Rain has settled over Shimada, engulfing us in a permanent dusk. The days all having the same dim sky creates a sort of strange monotony in life as the hardly changing light blends one day into the next. At least once a day I am asked if I still ride my bike to school as the rain can fall so quickly a permanent half an inch of water flows across the ground. Sometimes this question is asked while I am dripping water onto the floor, and I have to fight myself to not give a horribly sarcastic reply. There is no point in getting ready in the morning before my swim to work. I have learned to bring my work clothes with me in a carefully sealed bag so that when I arrive I can put on the dry clothes and do my makeup for the day.
Truthfully the rain has only been terrible a few days in the last two weeks. When it isn’t pouring, the threat of severe rain is still an ever-present concern. Nothing dries anymore. I have accepted that my world is permanently damp.

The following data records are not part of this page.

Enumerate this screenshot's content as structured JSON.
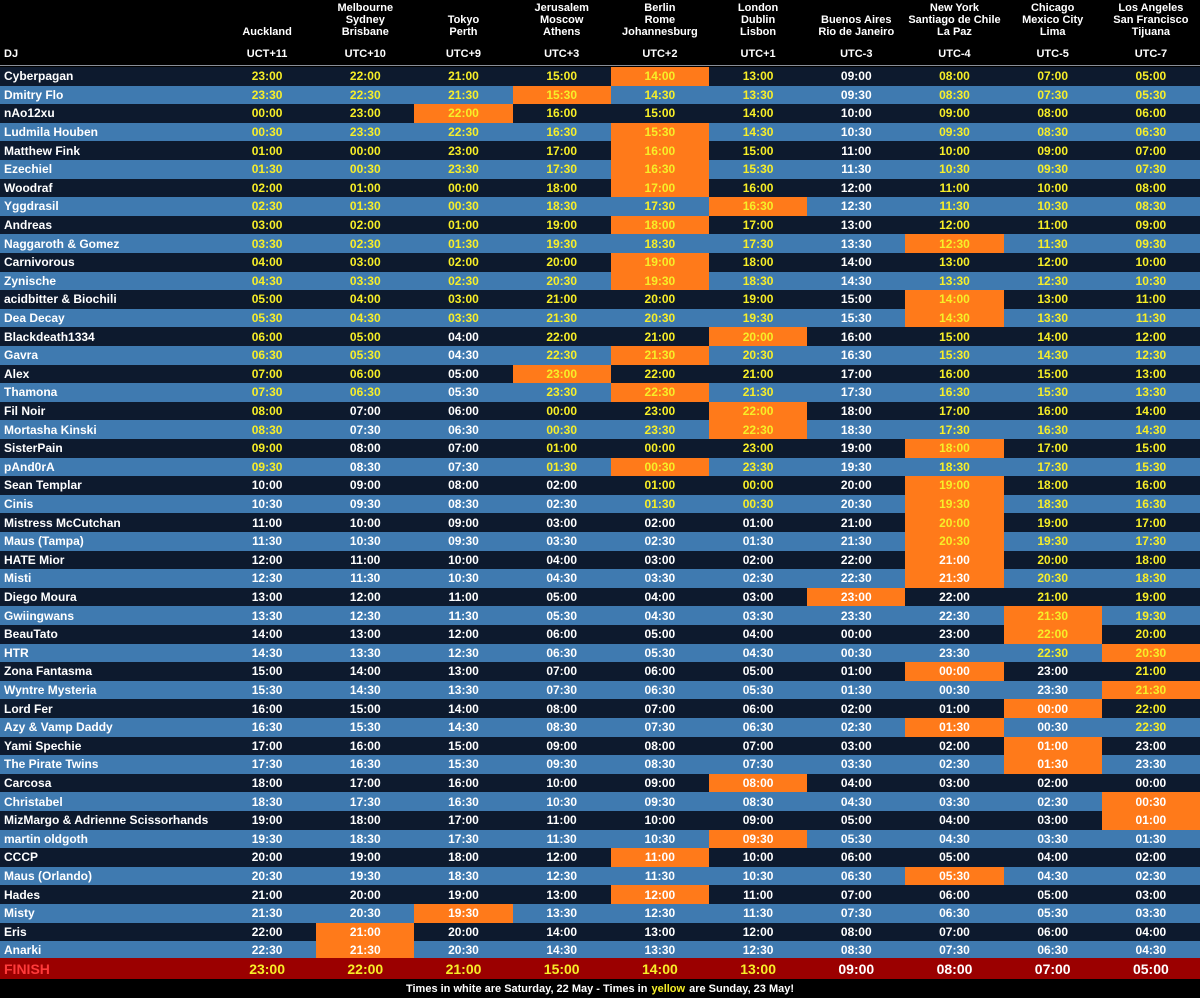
{
  "header": {
    "dj_label": "DJ",
    "zones": [
      {
        "cities": [
          "Auckland"
        ],
        "offset": "UCT+11"
      },
      {
        "cities": [
          "Melbourne",
          "Sydney",
          "Brisbane"
        ],
        "offset": "UTC+10"
      },
      {
        "cities": [
          "Tokyo",
          "Perth"
        ],
        "offset": "UTC+9"
      },
      {
        "cities": [
          "Jerusalem",
          "Moscow",
          "Athens"
        ],
        "offset": "UTC+3"
      },
      {
        "cities": [
          "Berlin",
          "Rome",
          "Johannesburg"
        ],
        "offset": "UTC+2"
      },
      {
        "cities": [
          "London",
          "Dublin",
          "Lisbon"
        ],
        "offset": "UTC+1"
      },
      {
        "cities": [
          "Buenos Aires",
          "Rio de Janeiro"
        ],
        "offset": "UTC-3"
      },
      {
        "cities": [
          "New York",
          "Santiago de Chile",
          "La Paz"
        ],
        "offset": "UTC-4"
      },
      {
        "cities": [
          "Chicago",
          "Mexico City",
          "Lima"
        ],
        "offset": "UTC-5"
      },
      {
        "cities": [
          "Los Angeles",
          "San Francisco",
          "Tijuana"
        ],
        "offset": "UTC-7"
      }
    ]
  },
  "colors": {
    "row_dark": "#0d1a2e",
    "row_blue": "#3f7ab0",
    "highlight": "#ff7a1a",
    "sunday_text": "#f7ee28",
    "finish_bg": "#9b0000",
    "finish_label": "#ff3a3a"
  },
  "rows": [
    {
      "dj": "Cyberpagan",
      "times": [
        "23:00",
        "22:00",
        "21:00",
        "15:00",
        "14:00",
        "13:00",
        "09:00",
        "08:00",
        "07:00",
        "05:00"
      ],
      "highlight": 4
    },
    {
      "dj": "Dmitry Flo",
      "times": [
        "23:30",
        "22:30",
        "21:30",
        "15:30",
        "14:30",
        "13:30",
        "09:30",
        "08:30",
        "07:30",
        "05:30"
      ],
      "highlight": 3
    },
    {
      "dj": "nAo12xu",
      "times": [
        "00:00",
        "23:00",
        "22:00",
        "16:00",
        "15:00",
        "14:00",
        "10:00",
        "09:00",
        "08:00",
        "06:00"
      ],
      "highlight": 2
    },
    {
      "dj": "Ludmila Houben",
      "times": [
        "00:30",
        "23:30",
        "22:30",
        "16:30",
        "15:30",
        "14:30",
        "10:30",
        "09:30",
        "08:30",
        "06:30"
      ],
      "highlight": 4
    },
    {
      "dj": "Matthew Fink",
      "times": [
        "01:00",
        "00:00",
        "23:00",
        "17:00",
        "16:00",
        "15:00",
        "11:00",
        "10:00",
        "09:00",
        "07:00"
      ],
      "highlight": 4
    },
    {
      "dj": "Ezechiel",
      "times": [
        "01:30",
        "00:30",
        "23:30",
        "17:30",
        "16:30",
        "15:30",
        "11:30",
        "10:30",
        "09:30",
        "07:30"
      ],
      "highlight": 4
    },
    {
      "dj": "Woodraf",
      "times": [
        "02:00",
        "01:00",
        "00:00",
        "18:00",
        "17:00",
        "16:00",
        "12:00",
        "11:00",
        "10:00",
        "08:00"
      ],
      "highlight": 4
    },
    {
      "dj": "Yggdrasil",
      "times": [
        "02:30",
        "01:30",
        "00:30",
        "18:30",
        "17:30",
        "16:30",
        "12:30",
        "11:30",
        "10:30",
        "08:30"
      ],
      "highlight": 5
    },
    {
      "dj": "Andreas",
      "times": [
        "03:00",
        "02:00",
        "01:00",
        "19:00",
        "18:00",
        "17:00",
        "13:00",
        "12:00",
        "11:00",
        "09:00"
      ],
      "highlight": 4
    },
    {
      "dj": "Naggaroth & Gomez",
      "times": [
        "03:30",
        "02:30",
        "01:30",
        "19:30",
        "18:30",
        "17:30",
        "13:30",
        "12:30",
        "11:30",
        "09:30"
      ],
      "highlight": 7
    },
    {
      "dj": "Carnivorous",
      "times": [
        "04:00",
        "03:00",
        "02:00",
        "20:00",
        "19:00",
        "18:00",
        "14:00",
        "13:00",
        "12:00",
        "10:00"
      ],
      "highlight": 4
    },
    {
      "dj": "Zynische",
      "times": [
        "04:30",
        "03:30",
        "02:30",
        "20:30",
        "19:30",
        "18:30",
        "14:30",
        "13:30",
        "12:30",
        "10:30"
      ],
      "highlight": 4
    },
    {
      "dj": "acidbitter & Biochili",
      "times": [
        "05:00",
        "04:00",
        "03:00",
        "21:00",
        "20:00",
        "19:00",
        "15:00",
        "14:00",
        "13:00",
        "11:00"
      ],
      "highlight": 7
    },
    {
      "dj": "Dea Decay",
      "times": [
        "05:30",
        "04:30",
        "03:30",
        "21:30",
        "20:30",
        "19:30",
        "15:30",
        "14:30",
        "13:30",
        "11:30"
      ],
      "highlight": 7
    },
    {
      "dj": "Blackdeath1334",
      "times": [
        "06:00",
        "05:00",
        "04:00",
        "22:00",
        "21:00",
        "20:00",
        "16:00",
        "15:00",
        "14:00",
        "12:00"
      ],
      "highlight": 5
    },
    {
      "dj": "Gavra",
      "times": [
        "06:30",
        "05:30",
        "04:30",
        "22:30",
        "21:30",
        "20:30",
        "16:30",
        "15:30",
        "14:30",
        "12:30"
      ],
      "highlight": 4
    },
    {
      "dj": "Alex",
      "times": [
        "07:00",
        "06:00",
        "05:00",
        "23:00",
        "22:00",
        "21:00",
        "17:00",
        "16:00",
        "15:00",
        "13:00"
      ],
      "highlight": 3
    },
    {
      "dj": "Thamona",
      "times": [
        "07:30",
        "06:30",
        "05:30",
        "23:30",
        "22:30",
        "21:30",
        "17:30",
        "16:30",
        "15:30",
        "13:30"
      ],
      "highlight": 4
    },
    {
      "dj": "Fil Noir",
      "times": [
        "08:00",
        "07:00",
        "06:00",
        "00:00",
        "23:00",
        "22:00",
        "18:00",
        "17:00",
        "16:00",
        "14:00"
      ],
      "highlight": 5
    },
    {
      "dj": "Mortasha Kinski",
      "times": [
        "08:30",
        "07:30",
        "06:30",
        "00:30",
        "23:30",
        "22:30",
        "18:30",
        "17:30",
        "16:30",
        "14:30"
      ],
      "highlight": 5
    },
    {
      "dj": "SisterPain",
      "times": [
        "09:00",
        "08:00",
        "07:00",
        "01:00",
        "00:00",
        "23:00",
        "19:00",
        "18:00",
        "17:00",
        "15:00"
      ],
      "highlight": 7
    },
    {
      "dj": "pAnd0rA",
      "times": [
        "09:30",
        "08:30",
        "07:30",
        "01:30",
        "00:30",
        "23:30",
        "19:30",
        "18:30",
        "17:30",
        "15:30"
      ],
      "highlight": 4
    },
    {
      "dj": "Sean Templar",
      "times": [
        "10:00",
        "09:00",
        "08:00",
        "02:00",
        "01:00",
        "00:00",
        "20:00",
        "19:00",
        "18:00",
        "16:00"
      ],
      "highlight": 7
    },
    {
      "dj": "Cinis",
      "times": [
        "10:30",
        "09:30",
        "08:30",
        "02:30",
        "01:30",
        "00:30",
        "20:30",
        "19:30",
        "18:30",
        "16:30"
      ],
      "highlight": 7
    },
    {
      "dj": "Mistress McCutchan",
      "times": [
        "11:00",
        "10:00",
        "09:00",
        "03:00",
        "02:00",
        "01:00",
        "21:00",
        "20:00",
        "19:00",
        "17:00"
      ],
      "highlight": 7
    },
    {
      "dj": "Maus (Tampa)",
      "times": [
        "11:30",
        "10:30",
        "09:30",
        "03:30",
        "02:30",
        "01:30",
        "21:30",
        "20:30",
        "19:30",
        "17:30"
      ],
      "highlight": 7
    },
    {
      "dj": "HATE Mior",
      "times": [
        "12:00",
        "11:00",
        "10:00",
        "04:00",
        "03:00",
        "02:00",
        "22:00",
        "21:00",
        "20:00",
        "18:00"
      ],
      "highlight": 7
    },
    {
      "dj": "Misti",
      "times": [
        "12:30",
        "11:30",
        "10:30",
        "04:30",
        "03:30",
        "02:30",
        "22:30",
        "21:30",
        "20:30",
        "18:30"
      ],
      "highlight": 7
    },
    {
      "dj": "Diego Moura",
      "times": [
        "13:00",
        "12:00",
        "11:00",
        "05:00",
        "04:00",
        "03:00",
        "23:00",
        "22:00",
        "21:00",
        "19:00"
      ],
      "highlight": 6
    },
    {
      "dj": "Gwiingwans",
      "times": [
        "13:30",
        "12:30",
        "11:30",
        "05:30",
        "04:30",
        "03:30",
        "23:30",
        "22:30",
        "21:30",
        "19:30"
      ],
      "highlight": 8
    },
    {
      "dj": "BeauTato",
      "times": [
        "14:00",
        "13:00",
        "12:00",
        "06:00",
        "05:00",
        "04:00",
        "00:00",
        "23:00",
        "22:00",
        "20:00"
      ],
      "highlight": 8
    },
    {
      "dj": "HTR",
      "times": [
        "14:30",
        "13:30",
        "12:30",
        "06:30",
        "05:30",
        "04:30",
        "00:30",
        "23:30",
        "22:30",
        "20:30"
      ],
      "highlight": 9
    },
    {
      "dj": "Zona Fantasma",
      "times": [
        "15:00",
        "14:00",
        "13:00",
        "07:00",
        "06:00",
        "05:00",
        "01:00",
        "00:00",
        "23:00",
        "21:00"
      ],
      "highlight": 7
    },
    {
      "dj": "Wyntre Mysteria",
      "times": [
        "15:30",
        "14:30",
        "13:30",
        "07:30",
        "06:30",
        "05:30",
        "01:30",
        "00:30",
        "23:30",
        "21:30"
      ],
      "highlight": 9
    },
    {
      "dj": "Lord Fer",
      "times": [
        "16:00",
        "15:00",
        "14:00",
        "08:00",
        "07:00",
        "06:00",
        "02:00",
        "01:00",
        "00:00",
        "22:00"
      ],
      "highlight": 8
    },
    {
      "dj": "Azy & Vamp Daddy",
      "times": [
        "16:30",
        "15:30",
        "14:30",
        "08:30",
        "07:30",
        "06:30",
        "02:30",
        "01:30",
        "00:30",
        "22:30"
      ],
      "highlight": 7
    },
    {
      "dj": "Yami Spechie",
      "times": [
        "17:00",
        "16:00",
        "15:00",
        "09:00",
        "08:00",
        "07:00",
        "03:00",
        "02:00",
        "01:00",
        "23:00"
      ],
      "highlight": 8
    },
    {
      "dj": "The Pirate Twins",
      "times": [
        "17:30",
        "16:30",
        "15:30",
        "09:30",
        "08:30",
        "07:30",
        "03:30",
        "02:30",
        "01:30",
        "23:30"
      ],
      "highlight": 8
    },
    {
      "dj": "Carcosa",
      "times": [
        "18:00",
        "17:00",
        "16:00",
        "10:00",
        "09:00",
        "08:00",
        "04:00",
        "03:00",
        "02:00",
        "00:00"
      ],
      "highlight": 5
    },
    {
      "dj": "Christabel",
      "times": [
        "18:30",
        "17:30",
        "16:30",
        "10:30",
        "09:30",
        "08:30",
        "04:30",
        "03:30",
        "02:30",
        "00:30"
      ],
      "highlight": 9
    },
    {
      "dj": "MizMargo & Adrienne Scissorhands",
      "times": [
        "19:00",
        "18:00",
        "17:00",
        "11:00",
        "10:00",
        "09:00",
        "05:00",
        "04:00",
        "03:00",
        "01:00"
      ],
      "highlight": 9
    },
    {
      "dj": "martin oldgoth",
      "times": [
        "19:30",
        "18:30",
        "17:30",
        "11:30",
        "10:30",
        "09:30",
        "05:30",
        "04:30",
        "03:30",
        "01:30"
      ],
      "highlight": 5
    },
    {
      "dj": "CCCP",
      "times": [
        "20:00",
        "19:00",
        "18:00",
        "12:00",
        "11:00",
        "10:00",
        "06:00",
        "05:00",
        "04:00",
        "02:00"
      ],
      "highlight": 4
    },
    {
      "dj": "Maus (Orlando)",
      "times": [
        "20:30",
        "19:30",
        "18:30",
        "12:30",
        "11:30",
        "10:30",
        "06:30",
        "05:30",
        "04:30",
        "02:30"
      ],
      "highlight": 7
    },
    {
      "dj": "Hades",
      "times": [
        "21:00",
        "20:00",
        "19:00",
        "13:00",
        "12:00",
        "11:00",
        "07:00",
        "06:00",
        "05:00",
        "03:00"
      ],
      "highlight": 4
    },
    {
      "dj": "Misty",
      "times": [
        "21:30",
        "20:30",
        "19:30",
        "13:30",
        "12:30",
        "11:30",
        "07:30",
        "06:30",
        "05:30",
        "03:30"
      ],
      "highlight": 2
    },
    {
      "dj": "Eris",
      "times": [
        "22:00",
        "21:00",
        "20:00",
        "14:00",
        "13:00",
        "12:00",
        "08:00",
        "07:00",
        "06:00",
        "04:00"
      ],
      "highlight": 1
    },
    {
      "dj": "Anarki",
      "times": [
        "22:30",
        "21:30",
        "20:30",
        "14:30",
        "13:30",
        "12:30",
        "08:30",
        "07:30",
        "06:30",
        "04:30"
      ],
      "highlight": 1
    }
  ],
  "sunday_counts": [
    22,
    18,
    14,
    22,
    24,
    24,
    0,
    26,
    32,
    36
  ],
  "finish": {
    "label": "FINISH",
    "times": [
      "23:00",
      "22:00",
      "21:00",
      "15:00",
      "14:00",
      "13:00",
      "09:00",
      "08:00",
      "07:00",
      "05:00"
    ]
  },
  "footer": {
    "part1": "Times in white are Saturday, 22 May - Times in",
    "yellow_word": "yellow",
    "part2": "are Sunday, 23 May!"
  }
}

Saturday was a rare patch of sun in the middle of two weeks of storm. It was wonderful. I did my laundry and opened my windows to the gorgeous breeze. The wind now has a hint of fall in it. It’s just a touch of a chill, but it gives me hope.
I miss the sun. I miss being outside and feeling the wind.
I don’t miss the summer heat.
The fall term began last week on a particularly humid day. The air was so heavy it was difficult to move. I think it was an apt metaphor for the start of my teaching career here. I feel afraid to move. There are so many things I want to accomplish in my time here, however limited that time may or may not be, and yet still I am hampered by fear. Fear of the unknown, fear of failure, fear of being the unknown and unknowable all fill the air in my work life.
More than anything I am afraid of my fear. I am afraid to let my fear become so limiting that I get stuck, drowning in the river of my own anxieties.
And yet even in the monotony of rain and dim light, time keeps moving forward. I keep moving forward and learning more and more each day. I think that the only way to combat this fear is to throw myself into making a life here.
Some days, like Saturday, bring lightness and air into my life. The good moments illuminate my life and pull me forward. Nights spent with friends and successful conversations in Japanese bring me such joy that I forget my fear, and the more that I forget my fear the stronger I become.
This weekend I went to the 7/11 to buy some lunch because, after all of my cleaning, I didn’t feel like cooking. When I was leaving, the cute guy who works at the 7/11 smiled at me, and I was caught so off guard that I walked into a table and bruised my leg. While embarrassing, this moment also brings a certain sense of normalcy to my life. Sometimes I am awkward and clumsy, and that hasn’t changed. At that moment I was simply living my life. I may never go back to that 7/11 again, but the experience has grounded me more in my life here.
Even through my fear, I am happy here. There has not been a single moment when I wished that I was not here, doing exactly what I am doing. This experience will be what I make of it, and I am committed to making it a good one.
And besides, Netflix is now available in Japan so how could I not feel at home?